Die Fehler erkennt ein Fremder sofort, die Vorzüge erst sehr viel später.
Bedeutung
Romain Rolland richtet den Blick auf eine konkrete Spannung zwischen fehler und ungerechtigkeit. Die Aussage gewinnt Kraft, weil sie einen inneren Widerspruch sichtbar macht: Wunsch und Wirklichkeit, Haltung und Handlung, Einsicht und Versuchung. So wird der Spruch zu einer kurzen Prueffrage an das eigene Verhalten und nicht bloss zu einem schoenen Satz fuer den Augenblick.

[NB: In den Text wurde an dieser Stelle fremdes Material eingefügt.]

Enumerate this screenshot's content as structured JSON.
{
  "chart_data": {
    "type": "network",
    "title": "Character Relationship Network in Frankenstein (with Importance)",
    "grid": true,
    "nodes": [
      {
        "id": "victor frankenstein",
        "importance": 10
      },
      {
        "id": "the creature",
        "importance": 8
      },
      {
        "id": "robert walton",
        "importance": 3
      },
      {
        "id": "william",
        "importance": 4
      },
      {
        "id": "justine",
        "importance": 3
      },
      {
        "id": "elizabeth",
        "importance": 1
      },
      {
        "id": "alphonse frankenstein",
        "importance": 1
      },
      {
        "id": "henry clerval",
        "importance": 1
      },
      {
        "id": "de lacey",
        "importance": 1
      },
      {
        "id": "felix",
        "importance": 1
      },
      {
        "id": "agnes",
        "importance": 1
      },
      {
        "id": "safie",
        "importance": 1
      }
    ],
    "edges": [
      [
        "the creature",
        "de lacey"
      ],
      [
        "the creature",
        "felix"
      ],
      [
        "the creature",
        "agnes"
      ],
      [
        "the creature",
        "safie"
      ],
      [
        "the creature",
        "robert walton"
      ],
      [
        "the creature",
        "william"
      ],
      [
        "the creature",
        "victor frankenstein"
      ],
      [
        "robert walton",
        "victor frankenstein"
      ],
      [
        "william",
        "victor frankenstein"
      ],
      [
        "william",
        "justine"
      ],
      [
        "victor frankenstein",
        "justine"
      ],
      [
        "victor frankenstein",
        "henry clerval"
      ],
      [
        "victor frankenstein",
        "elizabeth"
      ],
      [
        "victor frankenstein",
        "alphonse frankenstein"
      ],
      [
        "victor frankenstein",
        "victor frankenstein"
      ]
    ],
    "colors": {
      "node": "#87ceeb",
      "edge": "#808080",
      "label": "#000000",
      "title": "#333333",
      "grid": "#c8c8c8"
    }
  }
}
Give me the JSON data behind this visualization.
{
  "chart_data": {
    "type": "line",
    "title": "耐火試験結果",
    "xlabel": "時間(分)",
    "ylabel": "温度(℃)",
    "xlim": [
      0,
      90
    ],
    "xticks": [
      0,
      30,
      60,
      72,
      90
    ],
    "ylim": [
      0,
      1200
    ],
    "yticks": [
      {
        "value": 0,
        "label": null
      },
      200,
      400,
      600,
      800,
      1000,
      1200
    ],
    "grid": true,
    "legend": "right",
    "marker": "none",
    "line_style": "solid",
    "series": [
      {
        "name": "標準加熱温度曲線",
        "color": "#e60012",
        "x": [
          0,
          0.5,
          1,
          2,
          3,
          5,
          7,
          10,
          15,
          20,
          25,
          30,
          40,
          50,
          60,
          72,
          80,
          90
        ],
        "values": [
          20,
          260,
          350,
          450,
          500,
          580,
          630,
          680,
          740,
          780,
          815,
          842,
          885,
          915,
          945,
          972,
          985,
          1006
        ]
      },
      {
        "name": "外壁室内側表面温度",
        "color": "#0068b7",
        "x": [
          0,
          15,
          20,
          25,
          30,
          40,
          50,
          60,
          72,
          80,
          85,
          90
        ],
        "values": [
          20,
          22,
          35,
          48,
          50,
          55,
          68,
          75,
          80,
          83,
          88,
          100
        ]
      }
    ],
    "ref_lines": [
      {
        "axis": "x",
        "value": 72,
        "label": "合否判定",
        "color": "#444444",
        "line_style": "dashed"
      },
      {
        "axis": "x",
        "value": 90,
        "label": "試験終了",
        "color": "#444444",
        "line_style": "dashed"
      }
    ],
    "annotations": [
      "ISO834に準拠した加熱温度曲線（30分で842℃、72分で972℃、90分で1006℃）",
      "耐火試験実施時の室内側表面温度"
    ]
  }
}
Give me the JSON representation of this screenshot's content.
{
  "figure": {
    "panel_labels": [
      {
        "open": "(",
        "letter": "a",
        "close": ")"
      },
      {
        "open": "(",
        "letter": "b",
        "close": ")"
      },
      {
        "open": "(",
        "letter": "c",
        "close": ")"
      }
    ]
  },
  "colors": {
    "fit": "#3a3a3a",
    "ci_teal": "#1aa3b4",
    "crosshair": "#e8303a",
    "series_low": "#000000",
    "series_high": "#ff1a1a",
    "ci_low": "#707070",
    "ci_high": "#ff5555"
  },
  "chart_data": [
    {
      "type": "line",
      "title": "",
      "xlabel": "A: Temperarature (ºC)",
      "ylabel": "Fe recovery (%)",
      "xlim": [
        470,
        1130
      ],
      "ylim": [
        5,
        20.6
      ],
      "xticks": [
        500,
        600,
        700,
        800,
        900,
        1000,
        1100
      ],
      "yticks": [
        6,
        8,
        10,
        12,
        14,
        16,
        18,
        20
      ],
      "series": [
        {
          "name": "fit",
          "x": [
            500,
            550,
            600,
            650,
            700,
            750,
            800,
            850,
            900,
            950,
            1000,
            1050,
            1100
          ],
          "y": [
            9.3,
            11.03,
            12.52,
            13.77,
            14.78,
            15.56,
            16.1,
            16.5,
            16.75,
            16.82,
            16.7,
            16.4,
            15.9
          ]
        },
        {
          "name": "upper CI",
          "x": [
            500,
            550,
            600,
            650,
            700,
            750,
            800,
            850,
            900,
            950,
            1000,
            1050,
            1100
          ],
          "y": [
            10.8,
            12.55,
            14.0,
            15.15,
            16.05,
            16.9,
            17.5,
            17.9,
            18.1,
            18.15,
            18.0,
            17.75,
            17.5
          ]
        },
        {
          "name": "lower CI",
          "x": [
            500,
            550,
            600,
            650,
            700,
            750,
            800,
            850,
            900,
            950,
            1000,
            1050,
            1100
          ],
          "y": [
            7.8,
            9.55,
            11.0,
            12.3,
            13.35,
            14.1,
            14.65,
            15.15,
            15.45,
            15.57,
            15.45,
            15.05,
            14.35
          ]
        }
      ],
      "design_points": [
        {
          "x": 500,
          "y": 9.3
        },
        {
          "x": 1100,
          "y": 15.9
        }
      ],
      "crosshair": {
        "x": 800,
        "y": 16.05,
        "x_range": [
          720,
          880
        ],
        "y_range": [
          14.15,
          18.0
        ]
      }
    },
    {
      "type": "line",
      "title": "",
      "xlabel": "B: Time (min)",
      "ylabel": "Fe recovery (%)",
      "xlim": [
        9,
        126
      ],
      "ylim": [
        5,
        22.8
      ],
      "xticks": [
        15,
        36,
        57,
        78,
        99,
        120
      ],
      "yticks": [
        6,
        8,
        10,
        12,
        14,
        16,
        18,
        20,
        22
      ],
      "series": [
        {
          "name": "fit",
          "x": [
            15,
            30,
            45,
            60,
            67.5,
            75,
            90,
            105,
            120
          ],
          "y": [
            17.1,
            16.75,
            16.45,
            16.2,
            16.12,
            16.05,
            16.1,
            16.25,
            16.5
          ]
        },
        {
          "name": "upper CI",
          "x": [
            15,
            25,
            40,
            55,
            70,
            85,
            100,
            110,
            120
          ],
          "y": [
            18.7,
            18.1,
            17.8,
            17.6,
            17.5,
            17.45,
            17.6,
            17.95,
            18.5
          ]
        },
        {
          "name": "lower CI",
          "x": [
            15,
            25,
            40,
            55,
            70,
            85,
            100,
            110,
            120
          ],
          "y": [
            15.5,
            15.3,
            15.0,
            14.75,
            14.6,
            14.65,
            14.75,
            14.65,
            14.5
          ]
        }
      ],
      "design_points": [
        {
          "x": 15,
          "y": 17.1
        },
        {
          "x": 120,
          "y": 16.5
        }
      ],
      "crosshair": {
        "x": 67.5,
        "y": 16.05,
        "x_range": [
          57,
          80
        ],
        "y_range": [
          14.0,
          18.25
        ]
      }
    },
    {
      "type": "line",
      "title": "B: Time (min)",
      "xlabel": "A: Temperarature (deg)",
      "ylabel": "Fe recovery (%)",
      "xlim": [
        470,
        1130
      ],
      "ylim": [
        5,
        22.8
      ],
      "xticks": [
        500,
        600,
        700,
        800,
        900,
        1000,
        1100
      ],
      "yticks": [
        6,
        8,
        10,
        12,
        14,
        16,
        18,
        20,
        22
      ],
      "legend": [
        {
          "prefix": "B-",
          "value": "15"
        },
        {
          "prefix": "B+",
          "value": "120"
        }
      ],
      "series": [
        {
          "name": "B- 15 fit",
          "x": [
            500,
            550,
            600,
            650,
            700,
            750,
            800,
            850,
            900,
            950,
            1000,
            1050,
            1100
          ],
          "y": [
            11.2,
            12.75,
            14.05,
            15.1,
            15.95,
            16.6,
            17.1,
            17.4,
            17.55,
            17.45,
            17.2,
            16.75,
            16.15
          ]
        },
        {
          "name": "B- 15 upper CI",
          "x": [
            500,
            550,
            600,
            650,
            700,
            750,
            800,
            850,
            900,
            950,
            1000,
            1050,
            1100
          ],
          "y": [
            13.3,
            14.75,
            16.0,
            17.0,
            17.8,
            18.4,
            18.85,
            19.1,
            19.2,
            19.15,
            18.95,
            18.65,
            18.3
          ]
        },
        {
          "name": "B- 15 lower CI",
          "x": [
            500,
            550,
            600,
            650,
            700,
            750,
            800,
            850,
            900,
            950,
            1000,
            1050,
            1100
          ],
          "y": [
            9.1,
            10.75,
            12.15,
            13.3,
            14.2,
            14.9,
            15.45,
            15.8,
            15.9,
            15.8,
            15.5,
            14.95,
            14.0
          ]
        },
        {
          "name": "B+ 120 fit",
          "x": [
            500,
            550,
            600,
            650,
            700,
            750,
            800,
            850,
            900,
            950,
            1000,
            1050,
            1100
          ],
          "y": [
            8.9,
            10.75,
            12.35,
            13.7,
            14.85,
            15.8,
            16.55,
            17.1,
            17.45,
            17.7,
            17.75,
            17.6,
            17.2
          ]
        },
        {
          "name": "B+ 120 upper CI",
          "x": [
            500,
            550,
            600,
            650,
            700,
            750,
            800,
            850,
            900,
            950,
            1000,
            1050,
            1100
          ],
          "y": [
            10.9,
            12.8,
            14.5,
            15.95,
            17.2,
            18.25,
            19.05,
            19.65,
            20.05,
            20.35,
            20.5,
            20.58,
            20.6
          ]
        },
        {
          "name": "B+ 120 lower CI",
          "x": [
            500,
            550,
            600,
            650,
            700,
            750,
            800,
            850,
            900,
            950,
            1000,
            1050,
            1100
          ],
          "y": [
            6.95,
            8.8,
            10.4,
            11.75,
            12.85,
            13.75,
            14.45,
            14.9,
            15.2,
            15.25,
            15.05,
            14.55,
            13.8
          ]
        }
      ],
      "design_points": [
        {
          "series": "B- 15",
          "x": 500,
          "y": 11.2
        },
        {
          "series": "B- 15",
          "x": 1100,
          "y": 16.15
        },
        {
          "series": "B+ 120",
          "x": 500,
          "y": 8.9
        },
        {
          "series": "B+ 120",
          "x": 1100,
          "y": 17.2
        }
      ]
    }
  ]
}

Die Worte bleiben nah am konkreten Bild des Spruchs und vermeiden deshalb eine austauschbare Moral.
Verwendung
Er passt in kurze Reden, persoenliche Nachrichten, Unterrichtsmaterial, Kalenderblaetter oder thematische Seiten zu Zusammenleben, wenn eine praezise Lebensbeobachtung gebraucht wird. In Karten sollte der konkrete Anlass erkennbar sein, damit der Satz nicht beliebig neben anderen Weisheiten steht. Am besten wirkt er mit einem kurzen persoenlichen Satz davor oder danach.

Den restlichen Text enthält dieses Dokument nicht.